Presumed portrait of François Couperin (artist unknown), used on the covers of the Dover Publications reprint volumes of his keyboard music (from Wikimedia Commons, public domain)
This past August the Erato label released a ten-CD box set of the Complete Works for Harpsichord of François Couperin. All of this music is played at the harpsichord by Olivier Baumont, who also provided a background essay for the accompanying booklet, translated from the original French into English by Stewart Spencer. Regular readers know that I have been following a similar project by harpsichordist Mark Kroll, which is being released in single-CD installments by Centaur Records. Those who have been following my articles know that, to date, only five CDs have been released (with the fifth appearing before the fourth), suggesting that Kroll is about halfway through to completion of his efforts.
The bulk of Couperin’s work consists of four volumes entitled Pièces de clavecin that collectively contain 27 ordres (suites). Baumont accounts for all of these suites in numerical order, along with the eight preludes and one allemande included as examples in Couperin’s treatise L’Art de toucher le clavecin (the art of playing the keyboard) and a siciliano that predates the publication of the first volume. In following Kroll’s work, I have cited his giving attention to selecting specific instruments for each of the ordres he records. Baumont has done the same, and he uses his booklet notes to survey the instruments he has selected without dwelling excessively on the logic behind his selections.

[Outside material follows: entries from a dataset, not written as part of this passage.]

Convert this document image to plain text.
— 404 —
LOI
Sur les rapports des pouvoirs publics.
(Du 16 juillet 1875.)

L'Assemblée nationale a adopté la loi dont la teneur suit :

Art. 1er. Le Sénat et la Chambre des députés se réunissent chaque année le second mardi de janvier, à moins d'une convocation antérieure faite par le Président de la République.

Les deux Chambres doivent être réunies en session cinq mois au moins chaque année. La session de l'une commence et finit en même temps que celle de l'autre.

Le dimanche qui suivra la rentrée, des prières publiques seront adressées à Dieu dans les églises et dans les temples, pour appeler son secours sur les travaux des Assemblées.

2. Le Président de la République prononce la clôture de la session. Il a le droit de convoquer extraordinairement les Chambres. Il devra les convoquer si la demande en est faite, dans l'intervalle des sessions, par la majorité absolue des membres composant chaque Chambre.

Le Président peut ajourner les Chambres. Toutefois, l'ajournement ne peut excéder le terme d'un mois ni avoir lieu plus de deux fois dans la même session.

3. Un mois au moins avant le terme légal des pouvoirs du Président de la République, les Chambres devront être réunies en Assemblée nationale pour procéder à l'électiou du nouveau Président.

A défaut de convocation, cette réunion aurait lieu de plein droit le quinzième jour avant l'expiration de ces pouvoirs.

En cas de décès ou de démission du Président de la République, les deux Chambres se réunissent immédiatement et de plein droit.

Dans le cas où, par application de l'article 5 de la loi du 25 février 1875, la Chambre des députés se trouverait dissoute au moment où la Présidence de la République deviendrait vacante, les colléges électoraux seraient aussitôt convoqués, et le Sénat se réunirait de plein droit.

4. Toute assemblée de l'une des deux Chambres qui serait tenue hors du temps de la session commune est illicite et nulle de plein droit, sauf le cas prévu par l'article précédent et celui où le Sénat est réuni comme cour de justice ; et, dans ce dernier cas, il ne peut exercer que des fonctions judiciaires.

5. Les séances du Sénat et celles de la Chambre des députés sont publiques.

The ten CDs in this box set thus amount to an informed account of over 240 pieces intended to be played at the harpsichord. In terms of size, this is somewhat modest when compared with Couperin’s contemporaries. I have two “complete works” collections of the music of Johann Sebastian Bach. One of them allocates 22 CDs to the keyboard music that is not for organ, and the other has 23 CDs. However, even that achievement is dwarfed by Scott Ross’ 34-CD box set of the complete keyboard sonatas of Domenico Scarlatti. On the other hand Couperin’s motives probably differed from those of Bach and Scarlatti, both of whom may well have produced much (if not all) of their work for pedagogical purposes. Couperin was more likely motivated by the need to keep King Louis XIV entertained!
My “personal history” with Couperin goes all the way back to childhood, where my first impressions were slightly distorted. My father had purchased an album of music for recorder and harpsichord. This included an arrangement of “Le rossignol-en-amour” (the nightingale in love) from the fourteenth ordre with the melody line given to the recorder (for which it was well suited). I had to wait until my graduate student days, however, before I heard any one these pieces played on harpsichord, thanks to a Musical Heritage Society album of performances by Robert Veyron-Lacroix.
By the time I was ready to start exploring this music for myself, Dover Publications had come out with their reprint of all of Couperin’s keyboard works (except for that early siciliano) edited by Johannes Brahms and Friedrich Chrysander. As might be expected, twentieth-century scholarship resulted in far more authoritative editions. Here, again, Baumont uses his notes for the booklet to inform the listener of his sources, the primary one being Heugel’s publication of the edition prepared by Kenneth Gilbert.
Nuts and bolts aside, what sorts of listening experiences does Baumont offer? Clearly, as is the case with both Bach and Scarlatti, this is not music for “marathon” listening. Indeed, I would guess that Louis XIV would not have had the patience to listen to a beginning-to-end account of all of the compositions in a single ordre. (I am reminded of Johann Nikolaus Forkel, in his biography of Bach, quoting Count Hermann Karl von Keyserling saying, “Dear Goldberg, do play me one of my variations,” suggesting that BWV 988 may never have been played beginning-to-end in Bach’s lifetime!) Thus, if ever there were a collection that might benefit from the “shuffle” feature, this would be it!
For me, however, what matters most is the clarity that Baumont brings to every one of the pieces played in this collection. Indeed, listening to his performances has motivated me to haul out my Brahms-Chrysander volumes and try to get some of those pieces under my own hands. Where my own personal thoughts are concerned, I find that one of the major challenges in working through any of these pieces concerns the interpretation of the embellishment signs. This is where Baumont’s clarity matters the most to me. When both hands are required to embellish, it is not always clear how their respective embellishments should interleave; and, now that I have Baumont available to me as a “reference resource” for any individual piece I am thinking about playing, I expect that I shall be consulting him regularly.